Новые времена

Вячеслав Вячеславов
        2 сентября. Очень холодно. Дожди постоянно. В комнатах +20.
Неожиданно, под вечер пришел Лёня. Нападал на поэтов, которые во всем виноваты и всех предают, взять того же Костю Рассадина или Кушнера, которого всюду печатают, непонятно зачем, стихи не стоят того. Другое дело — Бродский, его стихи к новому году. На будущее смотрит мрачно, ожидает возрождения русского фашизма — национал-коммунистов, которые окончательно загубят страну, а народ будет доволен, что наконец-то наведен порядок.

Я не спорю. Глупо возражать человеку, который уверен на все сто в своём мыслительном аппарате и способности, делать правильный анализ происходящего. Я многое не понимаю: такое впечатление, что политбюро взбесилось, и само не соображает, к какому берегу их прибьёт.

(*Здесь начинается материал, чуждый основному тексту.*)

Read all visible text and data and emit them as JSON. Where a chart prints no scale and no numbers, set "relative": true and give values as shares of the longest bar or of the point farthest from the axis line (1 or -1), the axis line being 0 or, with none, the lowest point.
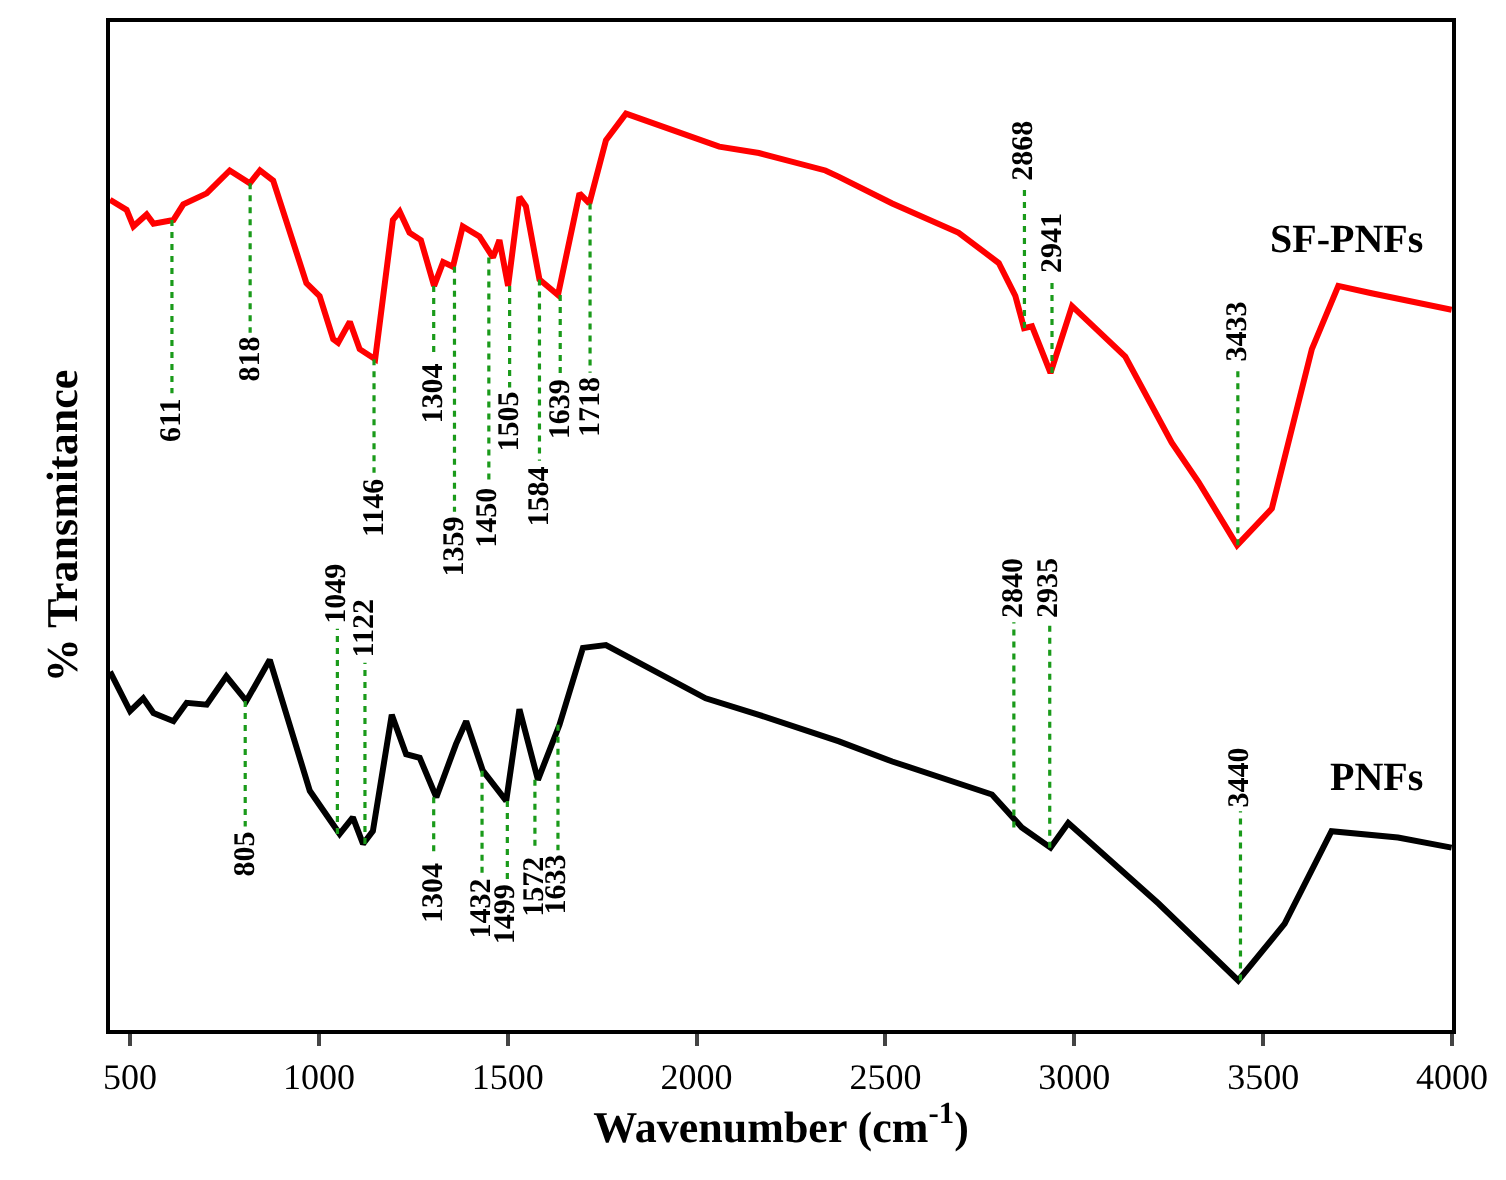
{
  "chart_data": {
    "type": "line",
    "relative": true,
    "xlabel": "Wavenumber (cm$^{-1}$)",
    "ylabel": "% Transmitance",
    "xlim": [
      447,
      4000
    ],
    "xticks": [
      500,
      1000,
      1500,
      2000,
      2500,
      3000,
      3500,
      4000
    ],
    "legend": false,
    "marker": "none",
    "line_style": "solid",
    "series": [
      {
        "name": "SF-PNFs",
        "color": "#ff0000",
        "x": [
          447,
          491,
          509,
          544,
          562,
          615,
          641,
          703,
          764,
          817,
          844,
          879,
          967,
          1002,
          1038,
          1051,
          1082,
          1108,
          1149,
          1196,
          1214,
          1240,
          1270,
          1305,
          1329,
          1355,
          1381,
          1425,
          1461,
          1478,
          1501,
          1531,
          1548,
          1584,
          1633,
          1690,
          1716,
          1760,
          1813,
          2060,
          2165,
          2201,
          2341,
          2377,
          2518,
          2694,
          2800,
          2844,
          2867,
          2888,
          2937,
          2994,
          3135,
          3258,
          3329,
          3431,
          3523,
          3629,
          3699,
          3787,
          3999
        ],
        "values": [
          0.906,
          0.895,
          0.877,
          0.89,
          0.88,
          0.884,
          0.901,
          0.913,
          0.938,
          0.924,
          0.938,
          0.927,
          0.815,
          0.801,
          0.754,
          0.75,
          0.773,
          0.743,
          0.732,
          0.884,
          0.893,
          0.87,
          0.862,
          0.812,
          0.838,
          0.833,
          0.877,
          0.866,
          0.843,
          0.862,
          0.812,
          0.909,
          0.899,
          0.819,
          0.802,
          0.913,
          0.902,
          0.971,
          1.0,
          0.964,
          0.957,
          0.953,
          0.938,
          0.931,
          0.902,
          0.87,
          0.837,
          0.801,
          0.766,
          0.768,
          0.717,
          0.79,
          0.735,
          0.641,
          0.598,
          0.529,
          0.569,
          0.743,
          0.812,
          0.804,
          0.786
        ]
      },
      {
        "name": "PNFs",
        "color": "#000000",
        "x": [
          447,
          500,
          535,
          562,
          615,
          650,
          703,
          755,
          808,
          870,
          976,
          1055,
          1090,
          1117,
          1143,
          1193,
          1231,
          1267,
          1311,
          1363,
          1390,
          1434,
          1496,
          1531,
          1580,
          1637,
          1699,
          1760,
          2024,
          2165,
          2377,
          2518,
          2782,
          2861,
          2937,
          2984,
          3223,
          3434,
          3557,
          3681,
          3857,
          3999
        ],
        "values": [
          0.391,
          0.348,
          0.362,
          0.346,
          0.337,
          0.357,
          0.355,
          0.386,
          0.359,
          0.404,
          0.261,
          0.214,
          0.232,
          0.203,
          0.217,
          0.344,
          0.301,
          0.297,
          0.254,
          0.312,
          0.337,
          0.283,
          0.25,
          0.35,
          0.273,
          0.333,
          0.417,
          0.42,
          0.362,
          0.344,
          0.315,
          0.293,
          0.257,
          0.221,
          0.199,
          0.226,
          0.138,
          0.054,
          0.116,
          0.217,
          0.21,
          0.199
        ]
      }
    ],
    "annotations": [
      {
        "text": "611",
        "x": 611,
        "y": 0.884
      },
      {
        "text": "818",
        "x": 818,
        "y": 0.924
      },
      {
        "text": "1146",
        "x": 1146,
        "y": 0.732
      },
      {
        "text": "1304",
        "x": 1304,
        "y": 0.812
      },
      {
        "text": "1359",
        "x": 1359,
        "y": 0.833
      },
      {
        "text": "1450",
        "x": 1450,
        "y": 0.843
      },
      {
        "text": "1505",
        "x": 1505,
        "y": 0.812
      },
      {
        "text": "1584",
        "x": 1584,
        "y": 0.819
      },
      {
        "text": "1639",
        "x": 1639,
        "y": 0.802
      },
      {
        "text": "1718",
        "x": 1718,
        "y": 0.902
      },
      {
        "text": "2868",
        "x": 2868,
        "y": 0.766
      },
      {
        "text": "2941",
        "x": 2941,
        "y": 0.717
      },
      {
        "text": "3433",
        "x": 3433,
        "y": 0.529
      },
      {
        "text": "805",
        "x": 805,
        "y": 0.359
      },
      {
        "text": "1049",
        "x": 1049,
        "y": 0.214
      },
      {
        "text": "1122",
        "x": 1122,
        "y": 0.203
      },
      {
        "text": "1304",
        "x": 1304,
        "y": 0.254
      },
      {
        "text": "1432",
        "x": 1432,
        "y": 0.283
      },
      {
        "text": "1499",
        "x": 1499,
        "y": 0.25
      },
      {
        "text": "1572",
        "x": 1572,
        "y": 0.273
      },
      {
        "text": "1633",
        "x": 1633,
        "y": 0.333
      },
      {
        "text": "2840",
        "x": 2840,
        "y": 0.221
      },
      {
        "text": "2935",
        "x": 2935,
        "y": 0.199
      },
      {
        "text": "3440",
        "x": 3440,
        "y": 0.054
      }
    ]
  }
}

       Пишет много, несмотря на ремонт квартиры, жена ездила в Ялту с детьми, осталась довольна. Через неделю закончит маленькую повесть. Работает над большой сатирической вещью, которая имеет тенденцию разрастаться и всё путать.

Меня всё тянуло спросить: есть ли у него уверенность, что его напечатают где-либо? Промолчал, знал — уверенность есть, он и раньше говорил: если вещь хорошая, то ее напечатают. Блажен, кто верует. В литО ходить не хочет — чтобы не выслушивать глупости. В этом я с ним солидарен, но мне не хватает общения с людьми, которые дышат литературным воздухом, озабочены его состоянием.

Я видел новый кабинет Вали, где мы будем собираться, намного меньше, чем в торговом центре, но многие перестали приходить, так что надеюсь, — для нас помещения хватит. Богатая мягкая мебель, красивый дизайн, но ни одного окна, как в склепе,  так и кажется, что воздуха скоро не хватит, но дышится легко, потолок высокий.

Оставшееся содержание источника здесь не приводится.